Sermon for Grace

Someone grabbed my pussy once. Grabbed it and forced their fingers inside it. I was 14 years old. Broad daylight; adults present. I was in a neighborhood swimming pool, a pool all the other new girls of the 70-member high school dance team and I had just danced around in our padded bikinis while the football team watched and cheered. Not only did adults witness this initiation, they planned it. Coaches and directors and parents. It was Texas, 1993. Donald Trump would have been 47 years old then.

I’ve written about this sexual assault in more lyric, nuanced, and complex ways and published my writing in a respected literary magazine. I’ve read the essay aloud to a live audience. I’ve won an award for it. But more people will read this blog post than said literary magazine, which might hint at one small problem with our electorate and is one reason I’m winching it up like a dead body from the dark pond of history now.

Trump has excused his words as “locker room talk.” I don’t know if the football player who grabbed my pussy talked about it in the locker room beforehand or not. I don’t even know who he is, although later a high school Assistant Principal and a football coach would try to convince me it was a black player I’d never met. Like I said, Texas. I don’t know if it was him—there were so many hands all over my body in that pool, so many bodies. I never named him because my perpetrator was nameless. A whole team. A whole school. A whole culture. It took me almost 10 years to name what happened to me, to say the words, “sexual assault.”   I thought it was normal, because it was. If a team of players assaulted me, a team of players has assaulted us too. The Republican Party might as well wear numbered uniforms and face masks.

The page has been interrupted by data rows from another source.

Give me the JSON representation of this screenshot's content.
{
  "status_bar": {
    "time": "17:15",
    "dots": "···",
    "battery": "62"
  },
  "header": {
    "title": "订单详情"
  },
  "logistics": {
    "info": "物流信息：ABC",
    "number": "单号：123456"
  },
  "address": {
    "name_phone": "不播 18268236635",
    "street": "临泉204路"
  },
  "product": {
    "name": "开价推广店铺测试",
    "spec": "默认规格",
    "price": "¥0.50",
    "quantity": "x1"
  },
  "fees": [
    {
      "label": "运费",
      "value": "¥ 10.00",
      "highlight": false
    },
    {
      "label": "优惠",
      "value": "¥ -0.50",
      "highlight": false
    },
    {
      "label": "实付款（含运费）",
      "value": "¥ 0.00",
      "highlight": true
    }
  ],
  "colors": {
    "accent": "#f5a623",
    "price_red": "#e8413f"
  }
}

In the last two days many, many women writers have published pieces in response to Trump and his Republican party, most recently and powerfully the Guardian’s Lindy West in a New York Times editorial where she states, “Every woman knows a version of Donald Trump.” Other women have left social media altogether, acts of self-protection against the bullets of a relentless trigger. Before I started writing this I thought, who needs more of this? Except I think we do—not more of the politicized commentary and sensationalism (is anyone surprised by that video?), but more of women’s voices saying in whatever language they speak: men grab women’s pussies everyday. This is not a hypothetical, not a joke. When men make those “jokes,” they have the force and veracity of history behind them.

Tonight my husband—a former Texas high school football player—drove our son to my in-laws’ house, and I used the precious alone time to walk along the bayou that curls through the city. As I walked and the drowsy sun leaked pink and purple across the skyline, I wept. I also realized, twenty some years after that day in the pool, what bothers me most about Trump’s language. It’s not “pussy” like you’d think. It’s the word “grab.” To seize roughly. To steal. To arouse attention. Isn’t that what Trump has been doing all along? Stealing things, our attention perhaps most of all.

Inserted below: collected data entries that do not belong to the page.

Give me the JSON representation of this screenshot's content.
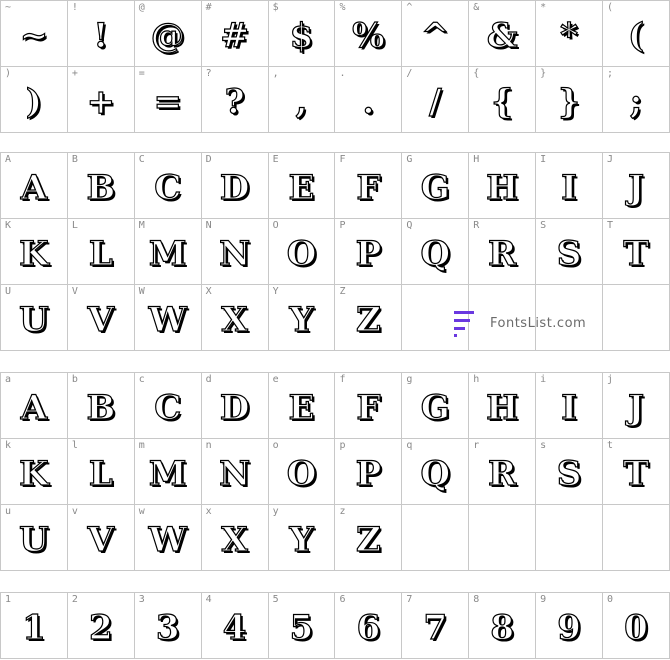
{
  "sections": [
    {
      "rows": [
        [
          [
            "~",
            "~"
          ],
          [
            "!",
            "!"
          ],
          [
            "@",
            "@"
          ],
          [
            "#",
            "#"
          ],
          [
            "$",
            "$"
          ],
          [
            "%",
            "%"
          ],
          [
            "^",
            "^"
          ],
          [
            "&",
            "&"
          ],
          [
            "*",
            "*"
          ],
          [
            "(",
            "("
          ]
        ],
        [
          [
            ")",
            ")"
          ],
          [
            "+",
            "+"
          ],
          [
            "=",
            "="
          ],
          [
            "?",
            "?"
          ],
          [
            ",",
            ","
          ],
          [
            ".",
            "."
          ],
          [
            "/",
            "/"
          ],
          [
            "{",
            "{"
          ],
          [
            "}",
            "}"
          ],
          [
            ";",
            ";"
          ]
        ]
      ]
    },
    {
      "rows": [
        [
          [
            "A",
            "A"
          ],
          [
            "B",
            "B"
          ],
          [
            "C",
            "C"
          ],
          [
            "D",
            "D"
          ],
          [
            "E",
            "E"
          ],
          [
            "F",
            "F"
          ],
          [
            "G",
            "G"
          ],
          [
            "H",
            "H"
          ],
          [
            "I",
            "I"
          ],
          [
            "J",
            "J"
          ]
        ],
        [
          [
            "K",
            "K"
          ],
          [
            "L",
            "L"
          ],
          [
            "M",
            "M"
          ],
          [
            "N",
            "N"
          ],
          [
            "O",
            "O"
          ],
          [
            "P",
            "P"
          ],
          [
            "Q",
            "Q"
          ],
          [
            "R",
            "R"
          ],
          [
            "S",
            "S"
          ],
          [
            "T",
            "T"
          ]
        ],
        [
          [
            "U",
            "U"
          ],
          [
            "V",
            "V"
          ],
          [
            "W",
            "W"
          ],
          [
            "X",
            "X"
          ],
          [
            "Y",
            "Y"
          ],
          [
            "Z",
            "Z"
          ],
          [
            "",
            ""
          ],
          [
            "",
            ""
          ],
          [
            "",
            ""
          ],
          [
            "",
            ""
          ]
        ]
      ]
    },
    {
      "rows": [
        [
          [
            "a",
            "A"
          ],
          [
            "b",
            "B"
          ],
          [
            "c",
            "C"
          ],
          [
            "d",
            "D"
          ],
          [
            "e",
            "E"
          ],
          [
            "f",
            "F"
          ],
          [
            "g",
            "G"
          ],
          [
            "h",
            "H"
          ],
          [
            "i",
            "I"
          ],
          [
            "j",
            "J"
          ]
        ],
        [
          [
            "k",
            "K"
          ],
          [
            "l",
            "L"
          ],
          [
            "m",
            "M"
          ],
          [
            "n",
            "N"
          ],
          [
            "o",
            "O"
          ],
          [
            "p",
            "P"
          ],
          [
            "q",
            "Q"
          ],
          [
            "r",
            "R"
          ],
          [
            "s",
            "S"
          ],
          [
            "t",
            "T"
          ]
        ],
        [
          [
            "u",
            "U"
          ],
          [
            "v",
            "V"
          ],
          [
            "w",
            "W"
          ],
          [
            "x",
            "X"
          ],
          [
            "y",
            "Y"
          ],
          [
            "z",
            "Z"
          ],
          [
            "",
            ""
          ],
          [
            "",
            ""
          ],
          [
            "",
            ""
          ],
          [
            "",
            ""
          ]
        ]
      ]
    },
    {
      "rows": [
        [
          [
            "1",
            "1"
          ],
          [
            "2",
            "2"
          ],
          [
            "3",
            "3"
          ],
          [
            "4",
            "4"
          ],
          [
            "5",
            "5"
          ],
          [
            "6",
            "6"
          ],
          [
            "7",
            "7"
          ],
          [
            "8",
            "8"
          ],
          [
            "9",
            "9"
          ],
          [
            "0",
            "0"
          ]
        ]
      ]
    }
  ],
  "watermark": {
    "text": "FontsList.com",
    "icon": "fontslist-logo-icon",
    "color": "#6a38e0"
  }
}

Real power doesn’t grab. It invites and inspires and encourages, the way the women at Smith College loved me into saying the words “sexual assault,” the way the biggest loves of my life—beautiful, gentle men—loved my Texas back into a place of lonesome blue hills, wide skies, and guttural vowels like big, bear hugs around my ears. Real power moves gracefully; indeed, grace often arrives so softly and so subtlety….The two senior boys I teach critical theory, football players, whose personal essays that I graded today revealed  hearts as vast as republics.  The man I watched this morning at the restaurant as he fed his 1-year old daughter bites of pancake while shaking his head at the Texans.  The threads of women’s voices weaving  a burial shroud across our news feeds and papers.  A sunset and a season shift.  Grace amasses with so much smallness and humility that we’ve been living in it for years before we know its name.

Amen.

 

 

 

 

 

4 thoughts on “Sermon for Grace”

  1. Thank you for having the courage to write and share your story. As a man, I am embarrassed by the attitudes of other men when it comes to this behavior. I am ashamed of what we have allowed to become acceptable and what we have tacitly condoned through our silence.

  2. Thank you for sharing your story! And I like the way you compared what the republican party as done as it pertains to the word “grab”
    “Isn’t that what Trump has been doing all along? Stealing things, our attention perhaps most of all.”

    YES!!!! The very thing they have done!